Monday, October 17, 2011

Tutoring Aymene

For just a couple weeks now I've been tutoring a 12-year-old boy named Aymene. He is the son of my seamstress, Fatima.

She is friend of my Moroccan mother's so I have known her well over my two years in El Gara. She has made me a robe and a jelaba. She approached me asking me to teach English to her son and I accepted willingly because I knew I wouldn't have too much work in my final weeks here.

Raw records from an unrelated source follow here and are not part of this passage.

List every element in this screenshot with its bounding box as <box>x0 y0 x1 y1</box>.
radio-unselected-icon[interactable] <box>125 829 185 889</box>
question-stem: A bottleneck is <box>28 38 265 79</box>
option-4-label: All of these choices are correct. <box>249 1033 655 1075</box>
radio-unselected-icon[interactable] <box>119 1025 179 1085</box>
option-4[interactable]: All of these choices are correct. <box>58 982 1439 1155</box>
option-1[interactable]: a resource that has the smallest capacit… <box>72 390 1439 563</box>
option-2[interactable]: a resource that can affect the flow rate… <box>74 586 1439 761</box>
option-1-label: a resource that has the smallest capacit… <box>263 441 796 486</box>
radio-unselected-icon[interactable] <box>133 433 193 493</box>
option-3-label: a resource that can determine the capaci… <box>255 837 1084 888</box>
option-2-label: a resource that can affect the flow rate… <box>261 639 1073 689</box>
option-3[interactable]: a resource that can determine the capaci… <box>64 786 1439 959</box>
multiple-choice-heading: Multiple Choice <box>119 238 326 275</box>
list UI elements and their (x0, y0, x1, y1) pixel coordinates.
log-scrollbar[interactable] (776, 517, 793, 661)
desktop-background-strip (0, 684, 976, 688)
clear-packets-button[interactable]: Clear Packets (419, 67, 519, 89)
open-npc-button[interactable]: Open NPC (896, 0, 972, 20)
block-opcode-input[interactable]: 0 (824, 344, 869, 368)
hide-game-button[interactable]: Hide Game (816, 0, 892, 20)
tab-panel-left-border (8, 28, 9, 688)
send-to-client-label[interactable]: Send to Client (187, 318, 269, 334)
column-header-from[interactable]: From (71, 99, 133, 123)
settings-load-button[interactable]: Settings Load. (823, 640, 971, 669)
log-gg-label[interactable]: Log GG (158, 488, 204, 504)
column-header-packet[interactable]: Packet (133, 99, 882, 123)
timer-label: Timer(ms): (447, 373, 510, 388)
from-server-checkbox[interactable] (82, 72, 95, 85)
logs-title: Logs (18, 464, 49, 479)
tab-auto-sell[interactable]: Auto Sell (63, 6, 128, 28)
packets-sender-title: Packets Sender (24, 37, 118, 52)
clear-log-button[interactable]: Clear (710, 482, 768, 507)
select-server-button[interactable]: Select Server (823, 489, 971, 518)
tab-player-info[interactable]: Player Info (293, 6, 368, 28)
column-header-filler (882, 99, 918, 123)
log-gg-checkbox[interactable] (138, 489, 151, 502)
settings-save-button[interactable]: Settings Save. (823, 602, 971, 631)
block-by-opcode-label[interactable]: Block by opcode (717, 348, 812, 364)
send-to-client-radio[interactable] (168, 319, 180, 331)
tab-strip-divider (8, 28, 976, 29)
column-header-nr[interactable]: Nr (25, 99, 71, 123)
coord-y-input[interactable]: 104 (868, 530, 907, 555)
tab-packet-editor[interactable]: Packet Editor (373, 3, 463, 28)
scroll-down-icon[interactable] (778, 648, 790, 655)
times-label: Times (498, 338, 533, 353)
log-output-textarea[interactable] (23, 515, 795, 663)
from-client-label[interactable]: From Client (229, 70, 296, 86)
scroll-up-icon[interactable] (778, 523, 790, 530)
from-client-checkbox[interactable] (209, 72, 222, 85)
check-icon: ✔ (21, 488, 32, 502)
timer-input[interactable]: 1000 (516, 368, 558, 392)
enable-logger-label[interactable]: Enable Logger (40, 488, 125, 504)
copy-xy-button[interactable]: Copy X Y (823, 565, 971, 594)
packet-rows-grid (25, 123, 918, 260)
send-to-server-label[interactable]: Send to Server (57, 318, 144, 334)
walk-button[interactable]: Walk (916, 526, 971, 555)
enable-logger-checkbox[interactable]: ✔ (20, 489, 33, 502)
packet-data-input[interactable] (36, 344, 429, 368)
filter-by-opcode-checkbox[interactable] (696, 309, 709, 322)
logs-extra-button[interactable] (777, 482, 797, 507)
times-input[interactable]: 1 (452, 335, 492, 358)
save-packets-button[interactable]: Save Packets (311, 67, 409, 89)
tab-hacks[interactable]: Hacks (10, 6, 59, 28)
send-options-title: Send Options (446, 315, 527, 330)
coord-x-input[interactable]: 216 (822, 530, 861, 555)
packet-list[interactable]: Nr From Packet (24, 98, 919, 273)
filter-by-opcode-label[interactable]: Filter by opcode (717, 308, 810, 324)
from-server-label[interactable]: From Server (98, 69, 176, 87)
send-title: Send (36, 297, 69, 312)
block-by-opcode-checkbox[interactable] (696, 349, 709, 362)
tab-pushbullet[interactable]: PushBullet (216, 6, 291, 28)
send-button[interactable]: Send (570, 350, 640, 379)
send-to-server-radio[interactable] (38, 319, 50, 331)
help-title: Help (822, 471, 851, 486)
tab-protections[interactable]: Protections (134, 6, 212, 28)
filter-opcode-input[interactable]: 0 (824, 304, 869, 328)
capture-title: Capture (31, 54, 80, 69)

I wish I had been tutoring Aymene long before this, because being with him is a pleasure. He is so incredibly smart, motivated, and polite. He just started in his second year of middle school, his first year of his English instruction. When I started with him he hadn't had more than a few weeks of English classes and he quickly began to pick up what I taught him. We just started with greetings, numbers, colors, and other basics but he understood and retained them with ease, making me proud every time. He understands me, we understand each other.

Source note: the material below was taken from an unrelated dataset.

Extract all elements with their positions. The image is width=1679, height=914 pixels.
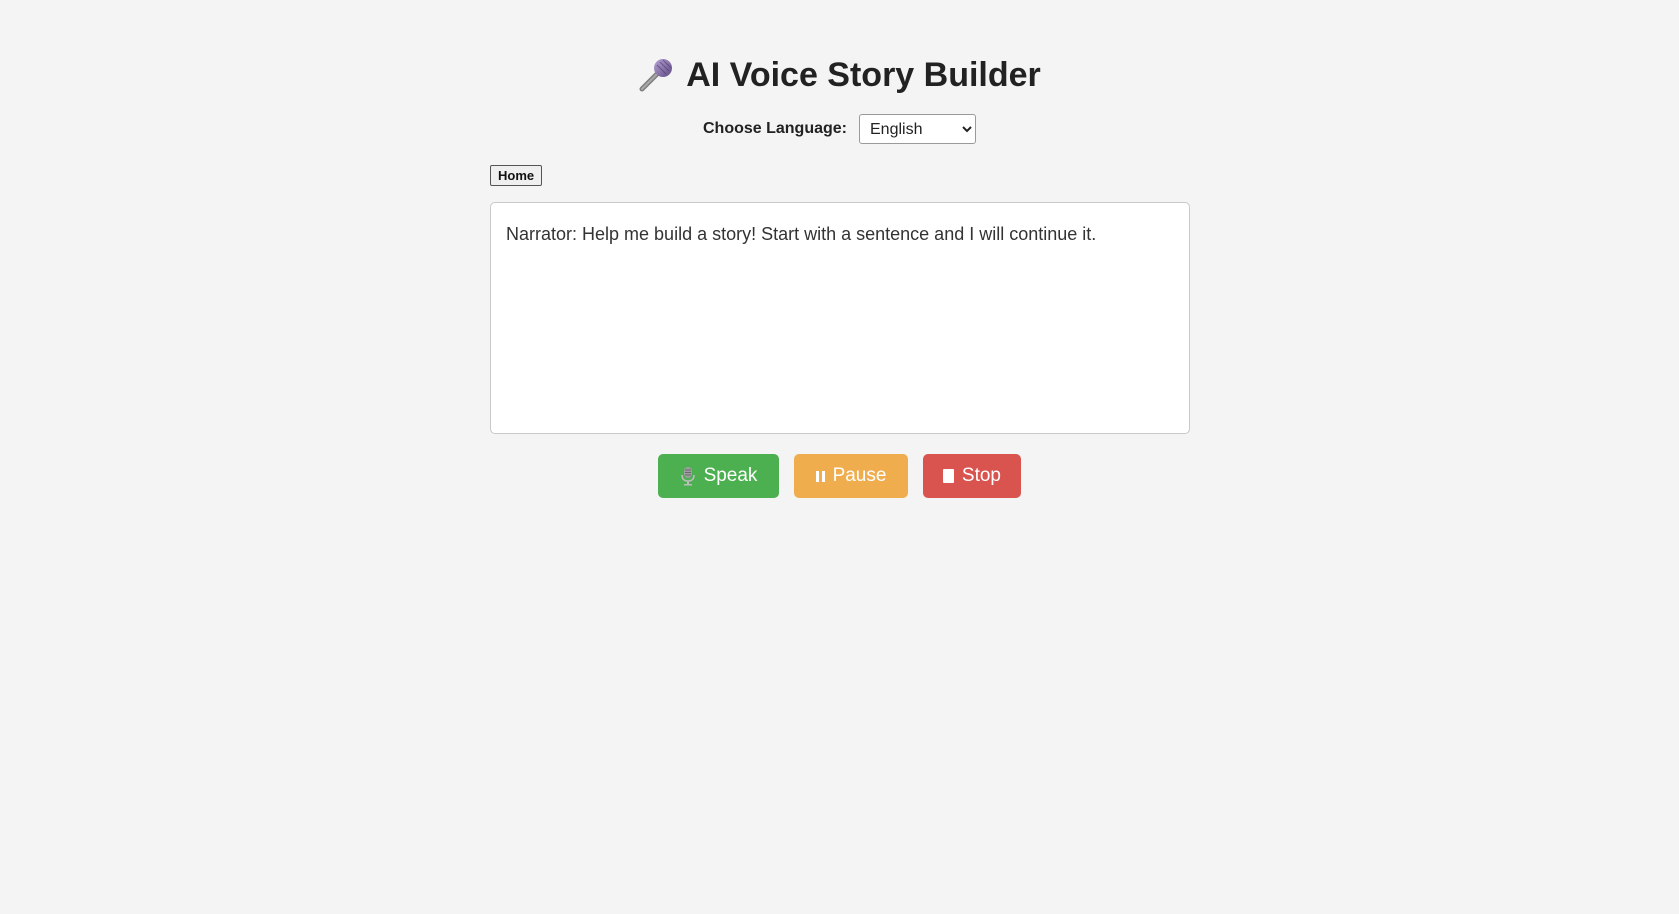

His mother Fatima is a woman I have always admired. She  has three sons aged 18, 12, and seven. She keeps up a stable home for the three of them and her husband by cleaning and preparing meals, and she is the boss at a highly active sewing shop. I have always admired her for being a female entrepreneur in this small Moroccan town, where something like that is extremely rare. Fatima not only makes beautiful clothes she educates and employs many young women in her shop. At any given time there are several women working  on pieces that people have ordered.

When I arrive at 10 am Fatima brings us a tray of tea and bread  for breakfast. And as sweet as she is, she has Aymene bring me lunch after I leave on his way to school. She is kind, generous, and always hospitable.